I am sure that the person who wrote the letter to the editor expects privacy when it comes to mail and packages sent to her. One of the main reason she can rely on the government not violating this right of privacy is that lawyers, like Attorney Anthony Gianacopoulos, who challenged the government’s action in the local case, and judges like Ford and others in courts around the nation, act as watchdogs on an almost daily basis to protect such rights. This protection of constitutional rights by the legal profession is under-appreciated by the public.

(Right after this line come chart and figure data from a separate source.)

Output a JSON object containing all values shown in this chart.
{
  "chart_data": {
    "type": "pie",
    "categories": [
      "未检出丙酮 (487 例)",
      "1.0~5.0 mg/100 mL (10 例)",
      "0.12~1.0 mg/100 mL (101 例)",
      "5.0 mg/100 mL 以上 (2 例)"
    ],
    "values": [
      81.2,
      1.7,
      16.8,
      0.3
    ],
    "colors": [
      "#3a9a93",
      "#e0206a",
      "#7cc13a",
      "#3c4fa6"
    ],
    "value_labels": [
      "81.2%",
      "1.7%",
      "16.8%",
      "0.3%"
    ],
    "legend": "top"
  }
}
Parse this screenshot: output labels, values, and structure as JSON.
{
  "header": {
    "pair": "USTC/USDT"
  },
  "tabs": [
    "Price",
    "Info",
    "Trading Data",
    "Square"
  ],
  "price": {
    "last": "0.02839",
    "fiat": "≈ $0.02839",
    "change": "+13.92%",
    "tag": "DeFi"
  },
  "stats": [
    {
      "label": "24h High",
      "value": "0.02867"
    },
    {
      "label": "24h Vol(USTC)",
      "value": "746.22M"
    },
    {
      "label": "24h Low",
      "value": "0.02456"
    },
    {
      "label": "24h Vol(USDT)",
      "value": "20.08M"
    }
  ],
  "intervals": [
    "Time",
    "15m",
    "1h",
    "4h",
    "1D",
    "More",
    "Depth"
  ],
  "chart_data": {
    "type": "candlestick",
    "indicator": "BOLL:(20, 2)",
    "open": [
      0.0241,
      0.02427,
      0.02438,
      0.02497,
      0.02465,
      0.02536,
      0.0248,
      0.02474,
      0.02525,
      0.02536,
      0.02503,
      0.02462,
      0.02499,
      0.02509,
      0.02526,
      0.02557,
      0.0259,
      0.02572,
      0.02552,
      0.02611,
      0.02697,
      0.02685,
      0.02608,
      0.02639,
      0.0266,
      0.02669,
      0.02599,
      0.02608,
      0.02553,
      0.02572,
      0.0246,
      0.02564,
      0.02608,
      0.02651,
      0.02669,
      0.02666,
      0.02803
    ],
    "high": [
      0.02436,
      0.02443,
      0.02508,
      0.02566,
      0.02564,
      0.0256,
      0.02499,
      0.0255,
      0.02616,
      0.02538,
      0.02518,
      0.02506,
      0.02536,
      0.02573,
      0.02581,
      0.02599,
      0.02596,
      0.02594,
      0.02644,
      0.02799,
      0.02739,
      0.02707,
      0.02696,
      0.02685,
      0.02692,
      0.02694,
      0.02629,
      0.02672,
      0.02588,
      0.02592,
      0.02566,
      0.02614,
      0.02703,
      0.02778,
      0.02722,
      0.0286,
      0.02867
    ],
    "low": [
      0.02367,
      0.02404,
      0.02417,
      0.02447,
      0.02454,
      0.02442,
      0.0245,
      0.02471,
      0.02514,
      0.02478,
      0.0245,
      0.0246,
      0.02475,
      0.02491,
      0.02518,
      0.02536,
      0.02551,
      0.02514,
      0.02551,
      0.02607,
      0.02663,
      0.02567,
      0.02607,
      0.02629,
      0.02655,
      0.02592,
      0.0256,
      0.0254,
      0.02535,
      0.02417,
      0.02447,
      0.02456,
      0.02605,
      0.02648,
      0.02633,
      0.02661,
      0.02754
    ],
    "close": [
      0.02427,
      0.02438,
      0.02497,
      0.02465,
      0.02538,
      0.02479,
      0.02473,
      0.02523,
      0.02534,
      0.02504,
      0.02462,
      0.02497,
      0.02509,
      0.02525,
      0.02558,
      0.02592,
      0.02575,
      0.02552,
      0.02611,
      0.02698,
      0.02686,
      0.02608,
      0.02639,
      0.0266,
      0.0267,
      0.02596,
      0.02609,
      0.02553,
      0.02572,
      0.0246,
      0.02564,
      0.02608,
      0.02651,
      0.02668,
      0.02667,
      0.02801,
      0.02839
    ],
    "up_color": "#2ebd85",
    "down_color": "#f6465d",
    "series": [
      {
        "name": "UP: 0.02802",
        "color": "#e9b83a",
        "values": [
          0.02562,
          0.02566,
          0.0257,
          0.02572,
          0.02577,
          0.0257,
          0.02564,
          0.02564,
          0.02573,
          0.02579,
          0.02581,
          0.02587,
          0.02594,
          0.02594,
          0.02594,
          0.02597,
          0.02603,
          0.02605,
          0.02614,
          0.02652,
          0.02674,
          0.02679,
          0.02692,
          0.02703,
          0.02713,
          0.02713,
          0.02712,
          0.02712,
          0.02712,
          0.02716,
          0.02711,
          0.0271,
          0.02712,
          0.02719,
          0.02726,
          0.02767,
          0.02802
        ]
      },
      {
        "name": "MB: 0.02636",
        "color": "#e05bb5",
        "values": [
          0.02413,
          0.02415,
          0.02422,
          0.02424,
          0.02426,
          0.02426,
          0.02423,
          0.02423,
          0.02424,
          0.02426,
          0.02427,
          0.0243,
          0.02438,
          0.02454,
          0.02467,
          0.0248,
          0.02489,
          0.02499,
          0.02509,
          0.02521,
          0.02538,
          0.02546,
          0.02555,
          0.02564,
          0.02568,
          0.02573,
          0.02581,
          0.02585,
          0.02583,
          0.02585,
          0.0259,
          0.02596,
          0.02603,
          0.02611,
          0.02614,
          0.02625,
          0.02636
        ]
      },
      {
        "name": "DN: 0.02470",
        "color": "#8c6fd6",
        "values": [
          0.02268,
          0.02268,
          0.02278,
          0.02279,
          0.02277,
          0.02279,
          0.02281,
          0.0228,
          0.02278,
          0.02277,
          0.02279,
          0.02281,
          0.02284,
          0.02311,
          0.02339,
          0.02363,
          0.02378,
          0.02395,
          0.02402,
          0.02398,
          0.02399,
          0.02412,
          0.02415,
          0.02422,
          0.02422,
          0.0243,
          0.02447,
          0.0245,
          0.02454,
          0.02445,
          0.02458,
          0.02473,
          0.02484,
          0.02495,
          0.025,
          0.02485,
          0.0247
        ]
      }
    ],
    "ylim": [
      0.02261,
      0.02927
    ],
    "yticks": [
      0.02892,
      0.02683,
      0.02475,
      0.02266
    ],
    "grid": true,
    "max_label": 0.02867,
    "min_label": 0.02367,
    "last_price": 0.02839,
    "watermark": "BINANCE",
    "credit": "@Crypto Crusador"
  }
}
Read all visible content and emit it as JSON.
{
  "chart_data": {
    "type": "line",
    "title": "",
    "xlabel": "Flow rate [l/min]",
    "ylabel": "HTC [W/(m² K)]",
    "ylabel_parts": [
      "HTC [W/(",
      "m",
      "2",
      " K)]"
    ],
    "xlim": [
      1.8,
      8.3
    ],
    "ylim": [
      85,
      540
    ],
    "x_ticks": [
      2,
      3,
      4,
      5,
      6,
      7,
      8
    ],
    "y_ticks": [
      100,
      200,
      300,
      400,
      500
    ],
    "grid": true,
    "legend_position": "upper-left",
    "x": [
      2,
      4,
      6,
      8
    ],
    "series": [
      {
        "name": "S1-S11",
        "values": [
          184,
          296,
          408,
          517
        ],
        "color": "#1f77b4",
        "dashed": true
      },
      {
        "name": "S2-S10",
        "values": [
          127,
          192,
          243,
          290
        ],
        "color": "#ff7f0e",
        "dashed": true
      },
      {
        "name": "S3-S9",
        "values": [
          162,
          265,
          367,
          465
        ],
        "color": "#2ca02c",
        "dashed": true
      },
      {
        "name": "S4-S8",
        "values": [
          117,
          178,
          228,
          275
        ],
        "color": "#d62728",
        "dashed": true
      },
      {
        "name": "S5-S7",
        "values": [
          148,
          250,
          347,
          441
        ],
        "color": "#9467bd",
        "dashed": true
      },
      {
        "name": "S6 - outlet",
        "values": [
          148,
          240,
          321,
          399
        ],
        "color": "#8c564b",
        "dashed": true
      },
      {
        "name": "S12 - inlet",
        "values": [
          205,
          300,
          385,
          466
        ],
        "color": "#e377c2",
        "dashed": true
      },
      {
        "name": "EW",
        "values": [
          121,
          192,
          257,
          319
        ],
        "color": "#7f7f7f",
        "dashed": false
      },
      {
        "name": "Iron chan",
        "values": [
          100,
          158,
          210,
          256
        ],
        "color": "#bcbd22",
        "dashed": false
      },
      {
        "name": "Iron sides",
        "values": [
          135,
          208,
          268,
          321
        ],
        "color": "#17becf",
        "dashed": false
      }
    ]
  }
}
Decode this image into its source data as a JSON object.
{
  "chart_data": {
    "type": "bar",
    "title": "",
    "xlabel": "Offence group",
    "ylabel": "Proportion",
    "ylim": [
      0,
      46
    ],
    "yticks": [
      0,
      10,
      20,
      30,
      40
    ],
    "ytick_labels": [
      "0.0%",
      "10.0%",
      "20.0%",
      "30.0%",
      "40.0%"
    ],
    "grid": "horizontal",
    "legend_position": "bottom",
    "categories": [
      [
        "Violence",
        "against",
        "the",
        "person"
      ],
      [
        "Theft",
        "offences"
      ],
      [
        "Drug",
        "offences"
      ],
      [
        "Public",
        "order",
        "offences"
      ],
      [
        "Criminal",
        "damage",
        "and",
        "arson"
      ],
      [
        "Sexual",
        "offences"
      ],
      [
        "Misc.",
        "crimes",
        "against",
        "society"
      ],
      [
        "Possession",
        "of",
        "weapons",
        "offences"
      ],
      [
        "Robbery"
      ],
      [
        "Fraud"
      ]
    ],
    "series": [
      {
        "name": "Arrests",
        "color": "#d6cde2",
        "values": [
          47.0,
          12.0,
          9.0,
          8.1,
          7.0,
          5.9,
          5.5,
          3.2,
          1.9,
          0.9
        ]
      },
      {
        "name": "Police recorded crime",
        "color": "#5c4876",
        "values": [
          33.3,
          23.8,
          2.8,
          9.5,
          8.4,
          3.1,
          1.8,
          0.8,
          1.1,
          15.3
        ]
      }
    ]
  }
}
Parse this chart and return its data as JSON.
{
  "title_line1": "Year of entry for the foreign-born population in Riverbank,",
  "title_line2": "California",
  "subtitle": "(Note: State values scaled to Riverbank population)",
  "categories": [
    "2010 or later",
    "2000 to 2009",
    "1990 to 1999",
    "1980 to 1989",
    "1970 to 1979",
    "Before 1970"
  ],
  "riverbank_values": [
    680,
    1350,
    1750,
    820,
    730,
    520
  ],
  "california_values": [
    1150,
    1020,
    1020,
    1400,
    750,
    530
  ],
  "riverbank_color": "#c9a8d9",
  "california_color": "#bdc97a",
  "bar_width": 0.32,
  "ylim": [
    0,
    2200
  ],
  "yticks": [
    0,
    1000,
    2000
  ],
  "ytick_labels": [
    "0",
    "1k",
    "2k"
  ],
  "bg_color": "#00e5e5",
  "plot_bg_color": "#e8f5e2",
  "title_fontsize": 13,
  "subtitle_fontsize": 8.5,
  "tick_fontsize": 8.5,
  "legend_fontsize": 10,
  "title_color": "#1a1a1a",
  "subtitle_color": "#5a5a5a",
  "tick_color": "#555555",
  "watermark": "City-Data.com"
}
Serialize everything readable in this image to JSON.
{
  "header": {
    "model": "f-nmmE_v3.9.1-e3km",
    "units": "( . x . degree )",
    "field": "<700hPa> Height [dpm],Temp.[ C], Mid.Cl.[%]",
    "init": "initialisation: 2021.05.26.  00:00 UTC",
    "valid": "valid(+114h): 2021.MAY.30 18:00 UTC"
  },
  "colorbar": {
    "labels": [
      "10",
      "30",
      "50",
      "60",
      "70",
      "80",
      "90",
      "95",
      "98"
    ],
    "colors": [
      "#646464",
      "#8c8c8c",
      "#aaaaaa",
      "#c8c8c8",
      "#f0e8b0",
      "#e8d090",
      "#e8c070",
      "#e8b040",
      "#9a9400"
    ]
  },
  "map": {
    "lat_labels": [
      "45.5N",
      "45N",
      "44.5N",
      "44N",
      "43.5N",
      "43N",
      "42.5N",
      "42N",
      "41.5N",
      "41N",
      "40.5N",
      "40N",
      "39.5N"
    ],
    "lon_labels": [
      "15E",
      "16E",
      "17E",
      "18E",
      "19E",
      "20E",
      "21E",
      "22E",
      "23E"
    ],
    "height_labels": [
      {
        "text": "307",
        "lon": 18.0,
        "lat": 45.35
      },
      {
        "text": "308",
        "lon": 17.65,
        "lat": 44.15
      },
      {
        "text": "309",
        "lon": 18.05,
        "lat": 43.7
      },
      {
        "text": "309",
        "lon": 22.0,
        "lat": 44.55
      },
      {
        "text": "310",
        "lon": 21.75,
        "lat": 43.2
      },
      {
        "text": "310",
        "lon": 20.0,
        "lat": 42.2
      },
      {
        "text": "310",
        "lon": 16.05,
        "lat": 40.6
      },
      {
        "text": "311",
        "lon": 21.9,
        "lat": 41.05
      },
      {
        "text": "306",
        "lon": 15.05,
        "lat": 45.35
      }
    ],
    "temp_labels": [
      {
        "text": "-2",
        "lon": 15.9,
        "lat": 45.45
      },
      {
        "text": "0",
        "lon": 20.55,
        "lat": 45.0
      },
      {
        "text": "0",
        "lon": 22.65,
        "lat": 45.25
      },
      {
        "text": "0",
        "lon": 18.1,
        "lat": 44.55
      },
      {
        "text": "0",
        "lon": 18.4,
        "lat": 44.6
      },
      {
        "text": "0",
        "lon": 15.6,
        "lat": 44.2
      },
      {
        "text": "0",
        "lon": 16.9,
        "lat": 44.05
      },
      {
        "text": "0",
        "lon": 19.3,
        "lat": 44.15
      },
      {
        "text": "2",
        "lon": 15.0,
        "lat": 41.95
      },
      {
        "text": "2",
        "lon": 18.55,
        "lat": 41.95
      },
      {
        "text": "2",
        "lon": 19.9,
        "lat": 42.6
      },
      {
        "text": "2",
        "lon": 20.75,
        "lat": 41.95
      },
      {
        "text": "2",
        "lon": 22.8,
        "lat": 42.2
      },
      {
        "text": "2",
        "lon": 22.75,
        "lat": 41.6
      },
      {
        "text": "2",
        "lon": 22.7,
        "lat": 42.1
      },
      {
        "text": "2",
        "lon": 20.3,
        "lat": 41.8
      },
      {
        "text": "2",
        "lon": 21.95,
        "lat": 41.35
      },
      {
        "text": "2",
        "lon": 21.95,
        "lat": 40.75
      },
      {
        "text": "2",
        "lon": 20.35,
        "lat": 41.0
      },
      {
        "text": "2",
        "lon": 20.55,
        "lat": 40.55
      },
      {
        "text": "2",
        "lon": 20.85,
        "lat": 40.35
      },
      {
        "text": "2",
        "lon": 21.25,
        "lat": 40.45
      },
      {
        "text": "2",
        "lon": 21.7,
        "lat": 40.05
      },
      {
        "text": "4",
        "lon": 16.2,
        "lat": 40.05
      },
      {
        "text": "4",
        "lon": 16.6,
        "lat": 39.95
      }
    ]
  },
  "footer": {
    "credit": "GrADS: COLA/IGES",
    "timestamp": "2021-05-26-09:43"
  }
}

There was also the revelation that the National Security Agency was snooping on millions of telephone call records. President Obama, contrary to his campaign vows for change and transparency, has continued some Bush administration practices of snooping on Americans based on questionable constitutional grounds for reasons of national security. This caused concern not only about whether the Obama administration is acting in disregard of the Constitution, but whether the government actually has the power to simply acquire such a mass of information about its citizens.
The American Civil Liberties Union (ACLU) is concerned that this is akin to snatching every American’s address book to compile a record of whom they talk to, about their families, friends, political and social associations and the like. The ACLU has filed legal action in a New York federal court challenging the constitutionality of the government’s review of these telephone records about Americans. The basis for the court challenge is twofold. One is the disregard of the First Amendment rights to free speech and association by having a chilling effect on the right of Americans to speak to anyone they want to, and to associate with anyone they want to. The other, is the disregard of the Fourth Amendment by an unreasonable search and seizure of a person’s private telephone records.
Eight U.S. senators have signed onto a bill to declassify the legal reasons for this activity, but not the details of national security operations, in the opinions of the secret government court that rules on these matters. The objective of this measure is to find out if these decisions are based on sound constitutional law reasoning.
These are just a few examples about what is being done by constitutional watchdogs and congressional institutions to deter the government from disregarding the Constitution.
Robert "Frank" Jakubowicz, a Pittsfield lawyer, is a regular Eagle contributor.